Touché par la tempête de décembre 1999, le
massif fait l’objet d’un programme exceptionnel de
dégagement des arbres tombés, de densification du
massif par régénération naturelle et/ou plantations,
à l’origine du renouvellement forcé de plus
de 120 hectares, alors qu’au cours des 70 années
précédentes, 144 hectares seulement avaient été
rajeunis. Ce programme de plantation s’est appuyé
sur le plan de gestion arboricole établi par la Ville de
Paris pour la période 2006-2020. Ce plan détaille
les objectifs d’évolution des différents massifs
attendue d’ici 2020, ainsi que les modes de gestion et moyens
pour y parvenir. La gestion appliquée à cet espace
utilise des techniques purement forestières - plantation
de plants forestiers, protections collectives, dépressages,
éclaircies -, hormis à proximité des secteurs
de forte fréquentation - bords d’allées, de
sites de manifestations… -, pour lesquels des techniques
plus horticoles ont été adaptées : plantation
de jeunes arbres, protection individuelle, tailles de formations,
arrosages. La carte de comparaison des hauteurs de végétation
2005-2015 (ci-dessous à droite) illustre parfaitement les
effets significatifs de cette gestion.
Une autre conséquence de la tempête de 1999 a été
la fermeture de 2,7 km de voies à la circulation automobile,
et leur restitution à la promenade piétonne et cyclable.
Cependant, cet espace à vocation naturelle est encore traversé
par trois voies de transit au trafic important : les allées
de Longchamp et de la Reine Marguerite, et l’avenue de l’Hippodrome.
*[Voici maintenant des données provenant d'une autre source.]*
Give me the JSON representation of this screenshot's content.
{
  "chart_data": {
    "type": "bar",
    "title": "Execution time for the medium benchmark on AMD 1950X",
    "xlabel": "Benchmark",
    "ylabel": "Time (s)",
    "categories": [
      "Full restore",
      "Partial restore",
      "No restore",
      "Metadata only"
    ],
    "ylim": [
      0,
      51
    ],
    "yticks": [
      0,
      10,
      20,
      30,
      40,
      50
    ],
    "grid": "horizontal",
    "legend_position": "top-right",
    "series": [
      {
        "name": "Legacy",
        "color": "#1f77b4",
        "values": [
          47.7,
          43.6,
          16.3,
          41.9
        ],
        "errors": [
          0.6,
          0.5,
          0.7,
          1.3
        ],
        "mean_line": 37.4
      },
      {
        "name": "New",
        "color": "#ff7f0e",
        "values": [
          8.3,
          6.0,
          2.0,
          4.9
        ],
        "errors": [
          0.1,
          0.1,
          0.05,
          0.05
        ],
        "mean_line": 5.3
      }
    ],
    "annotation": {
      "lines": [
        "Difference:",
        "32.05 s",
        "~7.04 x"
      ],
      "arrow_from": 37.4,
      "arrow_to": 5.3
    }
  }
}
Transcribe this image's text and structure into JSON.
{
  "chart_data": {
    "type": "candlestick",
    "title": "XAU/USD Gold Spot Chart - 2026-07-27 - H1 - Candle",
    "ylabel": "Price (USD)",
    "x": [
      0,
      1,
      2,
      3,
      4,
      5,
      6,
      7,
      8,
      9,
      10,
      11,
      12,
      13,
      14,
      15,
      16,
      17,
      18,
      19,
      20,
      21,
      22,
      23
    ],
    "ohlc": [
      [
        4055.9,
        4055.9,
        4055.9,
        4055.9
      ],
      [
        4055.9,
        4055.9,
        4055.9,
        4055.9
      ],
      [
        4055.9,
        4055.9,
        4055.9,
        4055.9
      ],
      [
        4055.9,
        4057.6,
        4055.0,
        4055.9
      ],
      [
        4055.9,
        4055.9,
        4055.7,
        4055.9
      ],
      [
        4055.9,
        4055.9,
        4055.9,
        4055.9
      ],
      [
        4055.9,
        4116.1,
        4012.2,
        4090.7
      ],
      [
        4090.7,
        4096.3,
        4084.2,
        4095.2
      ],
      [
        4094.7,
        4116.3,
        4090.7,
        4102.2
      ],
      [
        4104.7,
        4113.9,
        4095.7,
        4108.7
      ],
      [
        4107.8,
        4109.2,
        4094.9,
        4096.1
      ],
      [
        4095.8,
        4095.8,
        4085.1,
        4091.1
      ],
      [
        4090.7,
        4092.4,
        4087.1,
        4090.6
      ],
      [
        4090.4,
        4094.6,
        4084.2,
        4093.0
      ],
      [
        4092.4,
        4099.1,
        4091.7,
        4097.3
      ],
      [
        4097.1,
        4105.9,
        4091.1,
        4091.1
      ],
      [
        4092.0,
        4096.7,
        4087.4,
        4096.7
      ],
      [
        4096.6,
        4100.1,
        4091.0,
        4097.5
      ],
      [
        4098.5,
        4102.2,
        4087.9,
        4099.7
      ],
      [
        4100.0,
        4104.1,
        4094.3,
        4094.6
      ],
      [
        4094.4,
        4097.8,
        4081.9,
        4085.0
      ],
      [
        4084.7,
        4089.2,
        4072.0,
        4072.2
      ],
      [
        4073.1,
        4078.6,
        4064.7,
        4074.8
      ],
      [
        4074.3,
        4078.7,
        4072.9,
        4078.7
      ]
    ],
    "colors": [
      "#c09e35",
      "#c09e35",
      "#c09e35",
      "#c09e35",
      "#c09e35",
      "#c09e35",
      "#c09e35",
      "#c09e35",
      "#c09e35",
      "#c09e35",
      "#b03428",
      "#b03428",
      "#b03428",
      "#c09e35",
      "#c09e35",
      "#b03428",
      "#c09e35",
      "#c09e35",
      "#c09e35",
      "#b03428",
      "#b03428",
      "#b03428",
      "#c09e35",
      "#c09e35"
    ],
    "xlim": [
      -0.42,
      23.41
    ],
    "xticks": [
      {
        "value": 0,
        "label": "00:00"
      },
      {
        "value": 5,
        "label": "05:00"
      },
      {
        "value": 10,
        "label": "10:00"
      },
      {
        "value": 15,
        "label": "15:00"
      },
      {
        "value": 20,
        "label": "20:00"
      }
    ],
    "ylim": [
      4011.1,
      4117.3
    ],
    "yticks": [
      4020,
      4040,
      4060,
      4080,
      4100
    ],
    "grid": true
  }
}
Ces voies fragmentent le massif et sont sources de pollutions
sonores, atmosphériques et lumineuses. De plus, elles augmentent
la desserte, donc la fréquentation du cœur de massif,
notamment les week-ends. Bien que la fréquentation soit
moindre que dans les autres secteurs du bois, il est essentiel
d’établir un équilibre entre la nécessité
de renforcer la fonctionnalité écologique du massif,
et le maintien de la fréquentation actuelle qui est parfois
importante.
Les
massifs forestiers clairiérés couvrent 44 hectares,
soit 5,2 % de la surface du bois.
Ce
type de massif se caractérise par la juxtaposition de zones
boisées denses et de zones ouvertes, constituées
de pelouses rustiques plus ou moins vastes comportant des arbres
isolés ou en bouquets. Ils se concentrent majoritairement
en lisière ouest du massif forestier dense. Deux massifs
principaux sont à signaler : celui situé aux abords
de l’étang et des réservoirs alimentant la
grande cascade située au carrefour de Longchamp, et celui
de la pelouse de Madrid sur laquelle s’est implantée,
en 1864, la concession du Tir aux Pigeons.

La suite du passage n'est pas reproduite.